ドイツの守備で懸念された撤退守備に関しては、ボール保持者へのプレッシングを強くすることで、問題が具現化する場面は少なかった。問題を解決しようとするよりは、問題を隠そうとする修正だ。また、ボールを失ってからの切り替えのスピードは異常。ただし、この試合ではファウルを辞さないプレーで後半にもボアテングがイエローをもらっている。それだけカウンター、守備が整っていない局面に警戒しているのだろう。レヴァンドフスキのシュートをボアテングがブロックした場面などは、いわゆるトランジション局面だった。その局面さえ少なくすれば、守り切れるという計算はポーランドも同じ。レヴァンドフスキを中心に手数の少ない攻撃によって、カウンターを受けないように攻撃をデザインしているのは印象的だった。

試合はスコアレスドローで終わる。今大会で初だと思う。3位でもグループリーグを突破できることを考えると、無理をする必要が無いという両チームの判断もあったのではないかという試合だった。

ひとりごと

ドイツの攻撃の型を抑えに来たポーランド。対策へのドイツの振る舞いはどこかおとなしい。クロースとエジル以外はおとなしくさせられてしまっているというか。手の内を隠しているのか、これが限界なのか。どちらが答えなのかはわからない。個の能力は高いので、殴り続けても何かが起きる可能性はある。ただし、何かは起きないことのほうが多い。交代で出場するメンバーも固定的なので、どうなのだろう。
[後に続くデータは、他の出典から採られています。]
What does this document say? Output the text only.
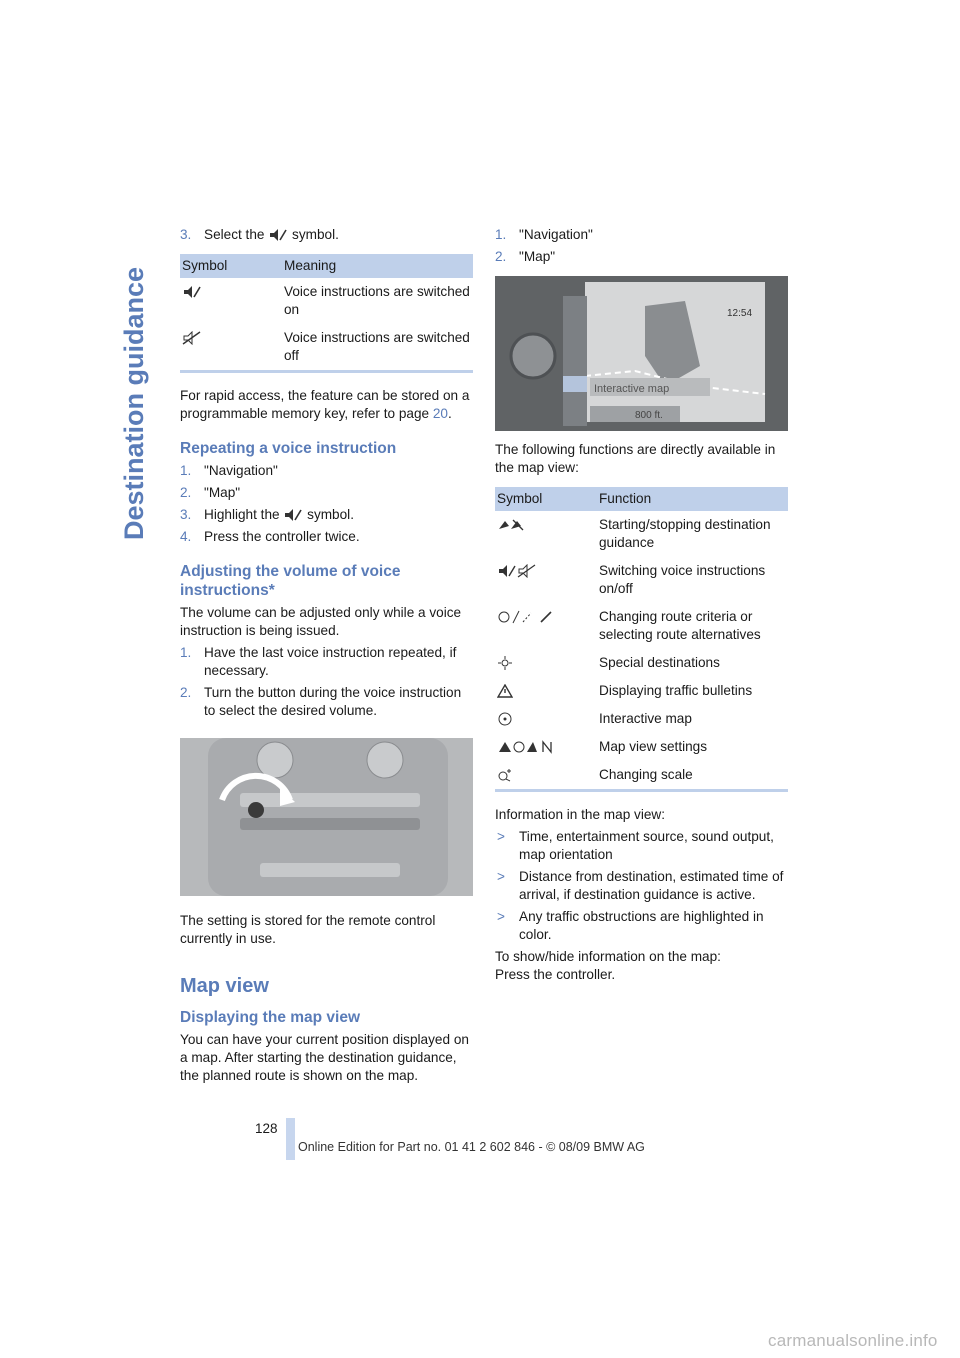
Destination guidance
3. Select the symbol.
Symbol	Meaning
	Voice instructions are switched on
	Voice instructions are switched off

For rapid access, the feature can be stored on a programmable memory key, refer to page 20.

Repeating a voice instruction
1. "Navigation"
2. "Map"
3. Highlight the symbol.
4. Press the controller twice.
Adjusting the volume of voice instructions*

The volume can be adjusted only while a voice instruction is being issued.

1. Have the last voice instruction repeated, if necessary.
2. Turn the button during the voice instruction to select the desired volume.

The setting is stored for the remote control currently in use.

Map view
Displaying the map view

You can have your current position displayed on a map. After starting the destination guidance, the planned route is shown on the map.

1. "Navigation"
2. "Map"
Interactive map
12:54
800 ft.

The following functions are directly available in the map view:

Symbol	Function
	Starting/stopping destination guidance
	Switching voice instructions on/off
	Changing route criteria or selecting route alternatives
	Special destinations
	Displaying traffic bulletins
	Interactive map
	Map view settings
	Changing scale

Information in the map view:

> Time, entertainment source, sound output, map orientation
> Distance from destination, estimated time of arrival, if destination guidance is active.
> Any traffic obstructions are highlighted in color.

To show/hide information on the map:

Press the controller.

128
Online Edition for Part no. 01 41 2 602 846 - © 08/09 BMW AG
carmanualsonline.info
キミッヒ、ヴァイグル、何をするかわからないポドルスキに期待している。機能しない右サイドの攻撃をどのように解決するのだろうか。

自陣に撤退してもレヴァンドフスキの存在が攻撃を忘れさせない。モンチンスキ、クリホビアクのセントラルハーフコンビも非常にかたい。この試合のMVPは、クバとピスチェク。特にピスチェクは、ほとんどの相手の攻撃を防いでいた。華麗に抜かれる場面もあったけれど。そして代役のファビアンスキ。ラストプレーでしっかりとパンチングをした決断力は、讃えられるべきプレーだった。

コメント

  1. ドイツファン より:

    ドイツの攻撃は手詰まりになってましたね。
    管理人さんの言った通り、1トップが鍵になって機能していなかったです。
    ミュラーの1トップにしてサネを右で使うか…
    ベスト8までは行くとは思うのでそれまでに修正してほしいです。